The rule also does away with a so-called "80/20" rule: previously, tipped employees - who can earn as little as $2.13 an hour in wages from their employer - could not be asked to spend any more than 20 percent of their shift performing non-tipped work, like rolling silverware or cleaning the workplace. The new standard is "reasonable time" spent doing such things.
"It's totally ambiguous and makes it extremely difficult to enforce," Heidi Shierholz, director of policy at the center-left Economic Policy Institute, told Business Insider.
The Trump administration's stated purpose for rule is equality.
Cheryl Stanton, administration of the wage and hour division at the Department of Labor, said the rule "could increase pay for back-of-the-house workers, like cooks and dishwashers… reduc[ing] wage disparities among all workers who contribute to the customers' experience."
But this achieved not at the expense of those running the business but at the cost of others employed there.

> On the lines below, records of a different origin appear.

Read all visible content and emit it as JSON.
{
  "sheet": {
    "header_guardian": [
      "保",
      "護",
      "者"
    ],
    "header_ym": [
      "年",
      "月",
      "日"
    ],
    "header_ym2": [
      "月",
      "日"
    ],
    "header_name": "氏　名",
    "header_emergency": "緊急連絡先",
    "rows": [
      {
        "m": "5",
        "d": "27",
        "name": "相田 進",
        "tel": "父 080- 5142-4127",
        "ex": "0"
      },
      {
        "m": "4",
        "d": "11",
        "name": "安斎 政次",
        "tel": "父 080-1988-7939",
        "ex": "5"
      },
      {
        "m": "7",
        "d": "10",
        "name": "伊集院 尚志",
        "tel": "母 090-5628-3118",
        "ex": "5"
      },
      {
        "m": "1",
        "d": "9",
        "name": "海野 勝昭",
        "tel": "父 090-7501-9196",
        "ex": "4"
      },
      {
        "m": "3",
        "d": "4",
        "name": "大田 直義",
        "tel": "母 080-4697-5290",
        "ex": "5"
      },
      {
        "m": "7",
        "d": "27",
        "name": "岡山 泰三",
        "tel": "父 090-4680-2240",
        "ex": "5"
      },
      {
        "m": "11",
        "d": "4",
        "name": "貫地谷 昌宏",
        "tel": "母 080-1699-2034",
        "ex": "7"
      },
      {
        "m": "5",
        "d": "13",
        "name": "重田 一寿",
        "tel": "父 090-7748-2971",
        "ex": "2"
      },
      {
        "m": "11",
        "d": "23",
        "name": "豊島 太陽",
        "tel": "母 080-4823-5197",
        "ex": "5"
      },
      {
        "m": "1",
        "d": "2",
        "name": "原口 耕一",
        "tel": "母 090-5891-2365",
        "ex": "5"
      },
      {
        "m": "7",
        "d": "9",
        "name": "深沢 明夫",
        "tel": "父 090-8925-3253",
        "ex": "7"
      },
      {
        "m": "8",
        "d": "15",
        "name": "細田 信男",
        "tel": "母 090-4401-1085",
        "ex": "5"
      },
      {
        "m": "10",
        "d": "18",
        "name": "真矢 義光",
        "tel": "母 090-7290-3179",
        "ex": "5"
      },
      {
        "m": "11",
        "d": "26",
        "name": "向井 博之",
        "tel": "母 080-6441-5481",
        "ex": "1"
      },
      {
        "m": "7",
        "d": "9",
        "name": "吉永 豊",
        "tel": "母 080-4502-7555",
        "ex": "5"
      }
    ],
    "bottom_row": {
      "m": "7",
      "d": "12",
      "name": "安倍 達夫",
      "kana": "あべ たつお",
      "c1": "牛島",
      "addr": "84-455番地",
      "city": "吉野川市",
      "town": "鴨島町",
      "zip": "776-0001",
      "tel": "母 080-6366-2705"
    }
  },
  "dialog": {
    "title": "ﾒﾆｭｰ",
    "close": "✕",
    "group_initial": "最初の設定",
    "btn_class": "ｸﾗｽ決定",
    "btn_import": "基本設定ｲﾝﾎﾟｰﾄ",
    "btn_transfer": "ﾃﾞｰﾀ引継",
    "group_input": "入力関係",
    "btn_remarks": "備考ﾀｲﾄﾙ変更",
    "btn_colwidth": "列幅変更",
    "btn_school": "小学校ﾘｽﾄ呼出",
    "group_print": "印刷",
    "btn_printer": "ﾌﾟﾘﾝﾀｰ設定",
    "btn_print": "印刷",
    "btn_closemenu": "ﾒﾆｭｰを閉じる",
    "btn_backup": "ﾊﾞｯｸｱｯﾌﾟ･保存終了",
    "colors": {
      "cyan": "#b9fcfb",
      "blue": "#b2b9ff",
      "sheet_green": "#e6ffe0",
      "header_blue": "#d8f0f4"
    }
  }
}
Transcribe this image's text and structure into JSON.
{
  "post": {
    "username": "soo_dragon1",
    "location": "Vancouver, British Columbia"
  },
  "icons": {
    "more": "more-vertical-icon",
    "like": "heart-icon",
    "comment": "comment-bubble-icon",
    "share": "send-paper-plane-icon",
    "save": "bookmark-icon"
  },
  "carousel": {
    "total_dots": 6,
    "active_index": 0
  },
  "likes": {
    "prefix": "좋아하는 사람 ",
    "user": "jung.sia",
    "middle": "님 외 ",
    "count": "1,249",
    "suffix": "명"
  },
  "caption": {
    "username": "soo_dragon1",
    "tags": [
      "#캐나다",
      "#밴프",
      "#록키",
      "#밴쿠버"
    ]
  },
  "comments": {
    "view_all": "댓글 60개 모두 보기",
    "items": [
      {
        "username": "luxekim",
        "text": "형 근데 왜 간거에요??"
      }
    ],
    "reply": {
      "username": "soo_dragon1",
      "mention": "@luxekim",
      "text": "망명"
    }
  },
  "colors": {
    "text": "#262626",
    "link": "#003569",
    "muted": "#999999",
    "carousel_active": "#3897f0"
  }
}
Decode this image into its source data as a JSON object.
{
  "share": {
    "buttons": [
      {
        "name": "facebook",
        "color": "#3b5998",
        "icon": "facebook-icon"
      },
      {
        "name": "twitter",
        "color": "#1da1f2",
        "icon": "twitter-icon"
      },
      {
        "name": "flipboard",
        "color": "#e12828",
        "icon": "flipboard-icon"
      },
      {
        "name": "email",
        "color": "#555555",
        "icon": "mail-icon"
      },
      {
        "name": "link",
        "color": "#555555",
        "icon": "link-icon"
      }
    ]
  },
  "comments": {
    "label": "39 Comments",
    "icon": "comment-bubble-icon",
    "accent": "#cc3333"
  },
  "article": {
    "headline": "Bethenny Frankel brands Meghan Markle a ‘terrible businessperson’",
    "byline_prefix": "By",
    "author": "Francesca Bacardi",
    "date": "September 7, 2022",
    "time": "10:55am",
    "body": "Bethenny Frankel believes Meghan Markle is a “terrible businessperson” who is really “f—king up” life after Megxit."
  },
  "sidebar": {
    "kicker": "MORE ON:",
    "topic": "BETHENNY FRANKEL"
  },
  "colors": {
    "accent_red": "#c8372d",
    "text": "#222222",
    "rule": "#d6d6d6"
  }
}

In a 2019 analysis, EPI estimated that allowing employers to pocket workers' tips would save the former more than $700 million a year - and cost the latter the same amount. That, and doing away with the "80/20" rule," would also encourage those employers to rely more heavily on tipped labor. Why pay cleaning staff the federal minimum wage of $7.25 an hour when tipped employees, who cost a fraction of that, can be asked to perform the job instead?
"It's really, really clear this is about the interests of corporate executives and shareholders. Like that is what's driving this," Shierholz said.
"If there really was a strong interest in reducing inequality and raising the wages of the lowest-paid workers, they would be pushing tooth and nail to raise the minimum wage," Shierholz added.
Indeed, "there is a direct way to do this," Shierholz argued, "instead of saying, 'Oh, we're going to raise the wages of the lowest-paid workers by taking from the wages of the second-lowest paid workers.'"
It is notable that it was not advocates for labor but rather their bosses that lobbied for the change.
"The foodservice industry supports the department's proposed rule," lawyers for the Restaurant Law Center and the National Restaurant Association said last year when the change was being developed. They billed it as an act of deregulation - and end to bureaucrats "trying to micromanage restaurant work."
The new rule, however, does not take effect for another 60 days - that is, until the next administration. It is possible, but not clear, that President-elect Joe Biden and his team could postpone its implementation while working to rescind it.
A spokesperson for the Biden-Harris transition team did not return a request for comment.